The compatibility layer in includes/compat.php provides three helper functions that transparently handle all data formats.

acf_blocks_get_field( $name, $block )

Drop-in replacement for get_field() in block templates. Tries get_field() first. If it returns false/null/empty, falls back to reading from $block['data'][$name].

acf_blocks_get_repeater( $name, $sub_names, $block )

Reads repeater fields from any of the three data formats. It:

  1. Tries get_field() for native ACF arrays.
  2. Falls back to parsing flat indexed keys (name_0_subfield, name_1_subfield).
  3. Falls back to parsing nested row format (name.row-0.subfield).

Row count is determined by either reading the $data[$name] count value or scanning for sequential keys.

acf_blocks_get_nested_repeater( $parent_key, $sub_names, $data )

Handles repeaters inside repeaters. Works the same as acf_blocks_get_repeater but takes a full flat key prefix (e.g. products_0_features) and operates on the raw $block['data'] array.

When flat keys are not found, it uses acf_blocks_resolve_nested_key() to navigate through the nested data structure, mapping numeric segments to row-N keys.

Editor Reconstruction Filter

The render_block_data filter (acf_blocks_reconstruct_nested_repeaters) runs on admin pages and REST API requests. It converts flat repeater keys back into the nested row-N format that ACF’s JavaScript expects.
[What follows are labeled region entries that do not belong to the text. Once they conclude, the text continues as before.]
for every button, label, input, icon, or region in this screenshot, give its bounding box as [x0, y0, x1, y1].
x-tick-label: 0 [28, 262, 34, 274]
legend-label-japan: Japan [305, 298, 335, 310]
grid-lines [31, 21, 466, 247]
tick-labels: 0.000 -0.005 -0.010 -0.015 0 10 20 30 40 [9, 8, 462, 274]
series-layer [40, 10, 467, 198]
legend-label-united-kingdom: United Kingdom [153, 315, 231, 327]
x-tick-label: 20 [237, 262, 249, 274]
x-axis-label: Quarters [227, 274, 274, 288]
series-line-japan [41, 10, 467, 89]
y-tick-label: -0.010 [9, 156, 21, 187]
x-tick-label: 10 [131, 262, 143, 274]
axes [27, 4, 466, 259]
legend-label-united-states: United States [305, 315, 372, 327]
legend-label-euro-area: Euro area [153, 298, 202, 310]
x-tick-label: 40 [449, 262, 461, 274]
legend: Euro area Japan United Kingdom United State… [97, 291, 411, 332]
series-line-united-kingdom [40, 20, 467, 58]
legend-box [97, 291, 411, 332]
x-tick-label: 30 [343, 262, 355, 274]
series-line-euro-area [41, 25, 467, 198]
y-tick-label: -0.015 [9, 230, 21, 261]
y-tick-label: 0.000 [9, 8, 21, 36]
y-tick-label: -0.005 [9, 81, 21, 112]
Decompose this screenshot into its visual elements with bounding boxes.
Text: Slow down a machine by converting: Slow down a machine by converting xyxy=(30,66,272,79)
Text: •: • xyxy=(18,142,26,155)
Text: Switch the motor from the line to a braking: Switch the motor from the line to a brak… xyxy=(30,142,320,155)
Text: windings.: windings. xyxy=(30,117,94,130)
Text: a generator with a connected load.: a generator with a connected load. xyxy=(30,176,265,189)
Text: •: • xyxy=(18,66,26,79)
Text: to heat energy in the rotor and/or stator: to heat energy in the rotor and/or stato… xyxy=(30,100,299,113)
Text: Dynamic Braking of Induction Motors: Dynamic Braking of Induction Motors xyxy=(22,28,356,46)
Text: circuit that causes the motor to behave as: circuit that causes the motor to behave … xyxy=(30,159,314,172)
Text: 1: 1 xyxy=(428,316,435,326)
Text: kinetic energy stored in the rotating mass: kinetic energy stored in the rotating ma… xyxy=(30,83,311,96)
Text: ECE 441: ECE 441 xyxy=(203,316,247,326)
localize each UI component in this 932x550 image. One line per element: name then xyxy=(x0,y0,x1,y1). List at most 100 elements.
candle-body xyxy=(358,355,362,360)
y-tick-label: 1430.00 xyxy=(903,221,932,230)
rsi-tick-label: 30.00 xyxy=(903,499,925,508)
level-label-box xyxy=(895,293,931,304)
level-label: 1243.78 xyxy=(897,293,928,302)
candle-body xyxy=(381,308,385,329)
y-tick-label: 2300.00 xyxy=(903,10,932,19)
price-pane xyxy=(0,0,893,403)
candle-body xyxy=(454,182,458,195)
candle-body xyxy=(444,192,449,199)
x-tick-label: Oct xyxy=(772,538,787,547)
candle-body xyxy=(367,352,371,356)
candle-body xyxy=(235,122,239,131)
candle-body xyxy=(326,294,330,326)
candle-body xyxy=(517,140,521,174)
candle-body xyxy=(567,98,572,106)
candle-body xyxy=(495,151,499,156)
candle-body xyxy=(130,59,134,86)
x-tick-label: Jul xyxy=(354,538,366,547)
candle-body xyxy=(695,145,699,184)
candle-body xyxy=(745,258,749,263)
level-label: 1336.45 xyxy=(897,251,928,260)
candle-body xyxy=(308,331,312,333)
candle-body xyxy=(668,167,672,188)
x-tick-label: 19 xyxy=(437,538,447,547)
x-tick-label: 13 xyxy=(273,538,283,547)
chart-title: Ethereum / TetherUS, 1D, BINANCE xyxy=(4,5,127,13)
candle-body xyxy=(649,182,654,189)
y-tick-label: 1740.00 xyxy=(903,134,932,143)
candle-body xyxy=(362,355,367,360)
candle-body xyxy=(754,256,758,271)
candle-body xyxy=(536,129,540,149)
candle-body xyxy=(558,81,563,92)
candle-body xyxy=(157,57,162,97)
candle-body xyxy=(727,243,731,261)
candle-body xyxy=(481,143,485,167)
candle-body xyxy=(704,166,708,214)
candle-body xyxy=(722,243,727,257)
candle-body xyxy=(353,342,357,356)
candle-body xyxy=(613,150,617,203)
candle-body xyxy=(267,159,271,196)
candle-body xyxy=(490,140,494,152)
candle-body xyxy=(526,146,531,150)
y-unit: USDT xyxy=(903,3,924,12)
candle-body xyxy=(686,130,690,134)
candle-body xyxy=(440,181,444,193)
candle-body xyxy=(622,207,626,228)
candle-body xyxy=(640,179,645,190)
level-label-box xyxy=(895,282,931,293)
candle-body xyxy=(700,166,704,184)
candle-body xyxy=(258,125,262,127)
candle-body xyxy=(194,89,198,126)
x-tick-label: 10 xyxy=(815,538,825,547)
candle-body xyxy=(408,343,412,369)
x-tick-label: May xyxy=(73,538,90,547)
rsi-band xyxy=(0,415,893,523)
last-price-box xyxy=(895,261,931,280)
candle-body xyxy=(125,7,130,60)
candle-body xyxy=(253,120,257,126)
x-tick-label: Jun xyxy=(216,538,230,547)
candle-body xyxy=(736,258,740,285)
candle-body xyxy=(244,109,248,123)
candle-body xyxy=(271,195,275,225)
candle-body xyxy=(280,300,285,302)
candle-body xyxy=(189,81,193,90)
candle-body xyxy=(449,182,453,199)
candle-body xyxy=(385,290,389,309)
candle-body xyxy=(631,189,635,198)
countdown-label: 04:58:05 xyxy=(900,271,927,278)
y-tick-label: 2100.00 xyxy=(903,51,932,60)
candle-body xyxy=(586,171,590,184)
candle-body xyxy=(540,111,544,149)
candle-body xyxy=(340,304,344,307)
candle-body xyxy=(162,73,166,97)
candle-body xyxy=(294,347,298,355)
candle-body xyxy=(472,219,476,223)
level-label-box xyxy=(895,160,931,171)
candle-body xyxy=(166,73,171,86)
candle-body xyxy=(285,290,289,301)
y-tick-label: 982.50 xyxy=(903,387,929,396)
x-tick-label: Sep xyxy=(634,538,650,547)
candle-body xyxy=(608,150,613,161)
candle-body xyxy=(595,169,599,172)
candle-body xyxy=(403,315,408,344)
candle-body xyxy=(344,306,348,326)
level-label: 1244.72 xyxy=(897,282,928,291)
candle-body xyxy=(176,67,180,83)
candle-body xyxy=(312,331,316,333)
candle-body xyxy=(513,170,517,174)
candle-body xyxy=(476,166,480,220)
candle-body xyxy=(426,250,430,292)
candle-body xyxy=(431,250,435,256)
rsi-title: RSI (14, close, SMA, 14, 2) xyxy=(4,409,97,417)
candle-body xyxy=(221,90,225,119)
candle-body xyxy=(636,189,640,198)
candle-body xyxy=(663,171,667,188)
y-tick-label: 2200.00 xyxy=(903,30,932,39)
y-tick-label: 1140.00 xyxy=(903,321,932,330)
This is necessary because content saved via the REST API uses flat keys, but the block editor needs nested objects to populate its fields correctly. Without this filter, editing a block saved via REST API would show empty fields in the editor.

The filter:

  1. Checks if the block is an ACF block (acf/ prefix).
  2. Finds all repeater fields with nested repeaters for that block (using acf_blocks_find_repeater_fields()).
  3. For each repeater with flat indexed data, rebuilds it into row-N nested format.

The repeater field detection works generically. It scans registered ACF field groups rather than hard-coding block names, so any new block with nested repeaters benefits automatically.

Key Resolution

The function acf_blocks_resolve_nested_key() is a recursive resolver that maps flat keys like products_0_features through nested data by trying progressively longer key segments (longest first). This handles field names that contain underscores without ambiguity.

For example, given the flat key my_field_0_sub_field and nested data, it tries:

  1. my_field_0_sub_field as a single key
  2. my_field_0_sub + field
  3. my_field_0 + sub_field / sub + field
  4. my_field + 0 (maps to row-0) + sub_field
  5. And so on…

This ensures correct resolution even when field names contain underscores.

Quick answers to common questions:

Why did my ACF blocks stop showing field data after updating ACF?

ACF 6.7 changed acf_setup_meta() processing for flat block data stored in block comments, breaking get_field() in that context. The plugin’s compatibility layer detects affected versions and restores the old behavior; updating ACF Blocks fixes it without content changes.

Is the compatibility layer safe to keep enabled?

Yes; it activates only on the ACF versions that need it and is a no-op elsewhere. It exists so your content renders identically across the ACF 6.6/6.7 boundary.